К манежу пошли не сразу; сначала свернули в обратную сторону, садом, как просто на прогулку. Ночь была темная, звезды тлели хмуро и почему-то ужасно далеко. Трубецкой поймал Безобразова за рукав:
— Володя… Честное слово… Я тебя очень прошу… Не играй… У меня… я прямо, честно скажу: предчувствие.
— Что? — Гусар приостановился и выдернул руку.
— Предчувствие, — совсем задрожавшим голосом сказал Трубецкой. Предчувствия — никогда не обманывают, Володя…
— Ты что — старая баба? — оборвал Безобразов. — Не прикажите ли вам кофейной гущи подать, вы нам о судьбе погадаете… девица Ленорман. Срам! Не лезь ты ко мне с ерундой всякой… под руку.
Он рассердился не на шутку. Но на этот раз Трубецкой никак не мог себя убедить, что Безобразов прав, как всегда. Предчувствие не отходило, оно щемило сердце — с каждым шагом сильнее, властней и неизбывнее.
Замок, висячий, огромный, ржавый, не сразу поддался ключу. Из приоткрывшихся ворот пахнуло холодом и сыростью. Склеп. Могила.
— Осторожнее, господа! Тут порог. Споткнуться — недобрая примета.
Ноги вязли во влажном и глубоком песке. Лучи карманных электрических фонариков — узкие и бледные — ощупывали густую темноту. Манеж казался огромным.
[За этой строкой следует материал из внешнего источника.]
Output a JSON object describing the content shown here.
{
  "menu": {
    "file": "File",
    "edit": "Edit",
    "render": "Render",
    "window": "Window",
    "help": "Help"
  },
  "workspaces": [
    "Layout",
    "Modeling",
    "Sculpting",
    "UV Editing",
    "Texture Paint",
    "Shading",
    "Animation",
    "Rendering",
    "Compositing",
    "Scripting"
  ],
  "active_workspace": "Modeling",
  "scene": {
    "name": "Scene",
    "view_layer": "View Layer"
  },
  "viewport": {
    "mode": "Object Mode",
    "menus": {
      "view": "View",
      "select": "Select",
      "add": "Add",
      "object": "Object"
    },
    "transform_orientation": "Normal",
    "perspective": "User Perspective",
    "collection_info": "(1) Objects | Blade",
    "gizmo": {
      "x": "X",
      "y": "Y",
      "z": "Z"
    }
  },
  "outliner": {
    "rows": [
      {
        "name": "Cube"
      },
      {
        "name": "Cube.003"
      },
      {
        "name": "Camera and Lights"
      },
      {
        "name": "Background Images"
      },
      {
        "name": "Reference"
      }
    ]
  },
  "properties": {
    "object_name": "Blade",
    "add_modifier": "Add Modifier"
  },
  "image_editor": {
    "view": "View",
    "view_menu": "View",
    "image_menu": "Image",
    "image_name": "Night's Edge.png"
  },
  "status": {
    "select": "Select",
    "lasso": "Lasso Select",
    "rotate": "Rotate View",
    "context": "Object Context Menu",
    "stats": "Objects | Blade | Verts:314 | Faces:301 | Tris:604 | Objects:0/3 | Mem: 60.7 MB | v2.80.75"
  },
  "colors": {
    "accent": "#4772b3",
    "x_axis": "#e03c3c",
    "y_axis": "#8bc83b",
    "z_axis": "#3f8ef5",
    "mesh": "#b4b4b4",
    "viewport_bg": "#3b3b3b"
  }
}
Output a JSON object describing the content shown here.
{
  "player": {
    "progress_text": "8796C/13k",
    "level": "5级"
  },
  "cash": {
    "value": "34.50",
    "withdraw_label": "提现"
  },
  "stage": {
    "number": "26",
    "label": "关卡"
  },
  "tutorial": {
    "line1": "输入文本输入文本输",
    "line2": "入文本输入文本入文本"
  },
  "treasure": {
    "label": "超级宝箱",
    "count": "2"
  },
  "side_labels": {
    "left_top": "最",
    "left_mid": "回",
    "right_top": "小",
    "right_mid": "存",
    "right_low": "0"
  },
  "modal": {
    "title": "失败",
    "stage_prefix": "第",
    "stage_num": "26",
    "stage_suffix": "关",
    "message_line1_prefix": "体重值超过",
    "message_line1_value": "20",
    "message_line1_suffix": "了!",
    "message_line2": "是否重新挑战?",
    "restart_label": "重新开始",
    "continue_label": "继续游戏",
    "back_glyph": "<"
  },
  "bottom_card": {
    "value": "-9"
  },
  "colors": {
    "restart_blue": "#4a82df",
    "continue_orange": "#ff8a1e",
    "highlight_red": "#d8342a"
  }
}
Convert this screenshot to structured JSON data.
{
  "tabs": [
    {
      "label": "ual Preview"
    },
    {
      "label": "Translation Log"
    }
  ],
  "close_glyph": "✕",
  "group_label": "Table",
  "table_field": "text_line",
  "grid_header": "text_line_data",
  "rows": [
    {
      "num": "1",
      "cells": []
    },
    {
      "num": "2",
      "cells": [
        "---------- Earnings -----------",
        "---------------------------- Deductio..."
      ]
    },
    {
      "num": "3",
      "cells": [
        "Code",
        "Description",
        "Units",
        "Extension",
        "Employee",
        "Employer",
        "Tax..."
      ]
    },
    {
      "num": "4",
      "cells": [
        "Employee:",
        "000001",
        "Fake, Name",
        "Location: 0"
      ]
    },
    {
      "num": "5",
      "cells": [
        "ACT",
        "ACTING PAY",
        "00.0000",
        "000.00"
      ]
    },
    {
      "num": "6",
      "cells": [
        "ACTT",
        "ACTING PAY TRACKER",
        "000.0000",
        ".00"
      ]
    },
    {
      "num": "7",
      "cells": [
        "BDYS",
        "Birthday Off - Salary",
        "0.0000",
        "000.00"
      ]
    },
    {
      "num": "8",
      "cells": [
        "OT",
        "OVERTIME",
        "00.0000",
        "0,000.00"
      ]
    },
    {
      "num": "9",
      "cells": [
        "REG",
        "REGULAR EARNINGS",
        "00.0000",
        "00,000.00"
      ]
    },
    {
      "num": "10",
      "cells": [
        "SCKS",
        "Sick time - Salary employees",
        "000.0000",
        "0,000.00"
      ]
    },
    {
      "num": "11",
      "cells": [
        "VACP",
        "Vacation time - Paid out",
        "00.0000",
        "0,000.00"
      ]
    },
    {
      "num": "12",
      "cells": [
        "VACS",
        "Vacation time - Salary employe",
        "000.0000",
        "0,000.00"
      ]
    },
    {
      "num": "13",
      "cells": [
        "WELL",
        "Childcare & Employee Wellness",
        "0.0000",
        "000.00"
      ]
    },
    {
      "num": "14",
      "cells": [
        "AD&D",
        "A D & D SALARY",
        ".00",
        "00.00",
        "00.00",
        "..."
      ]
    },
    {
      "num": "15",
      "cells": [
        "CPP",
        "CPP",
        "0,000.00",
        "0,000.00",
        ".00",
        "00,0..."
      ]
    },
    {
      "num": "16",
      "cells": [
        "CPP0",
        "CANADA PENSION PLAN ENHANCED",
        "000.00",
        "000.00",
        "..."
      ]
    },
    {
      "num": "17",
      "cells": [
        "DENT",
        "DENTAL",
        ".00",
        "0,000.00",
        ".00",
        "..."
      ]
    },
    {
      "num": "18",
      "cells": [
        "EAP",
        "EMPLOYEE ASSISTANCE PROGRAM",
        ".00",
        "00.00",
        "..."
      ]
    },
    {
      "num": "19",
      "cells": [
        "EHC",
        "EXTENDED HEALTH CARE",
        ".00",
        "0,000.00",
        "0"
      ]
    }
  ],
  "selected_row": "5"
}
Из мрака под лучом фонаря выперся на секунду двуглавый малеванный черный орел с пучком молний в раскоряченных лапах… Занавес. Сцена. Нащупали лесенку сбоку, поднялись на помост. Сзади, по стене, стоял, обвисая лохмотьями рваных обоев, павильон. Было пыльно и грязно. Мерзость и пустота. Кто-то, смеясь, потянул веревки: занавес, визжа ржавыми блоками, хлопая крашеным холстом, пополз вверх.
Улетел орел домой,
Солнце скрылось под горой…
Офицер тянул веревки и пел. Орла на занавесе все видели, романс был кстати, но от колыбельного напева еще жутче стало Трубецкому: сон — смерть, смерть — сон. Песня — напутствие Безобразову. Седьмой раз. Склеп. Ясно, ясно, совсем несомненно: еще несколько минут — и Володя ляжет трупом. Потому что он — первым крикнет: «Ку-ку». Трубецкой знал это так же твердо, как и то, что жребий стрелять выпадет кому-то другому.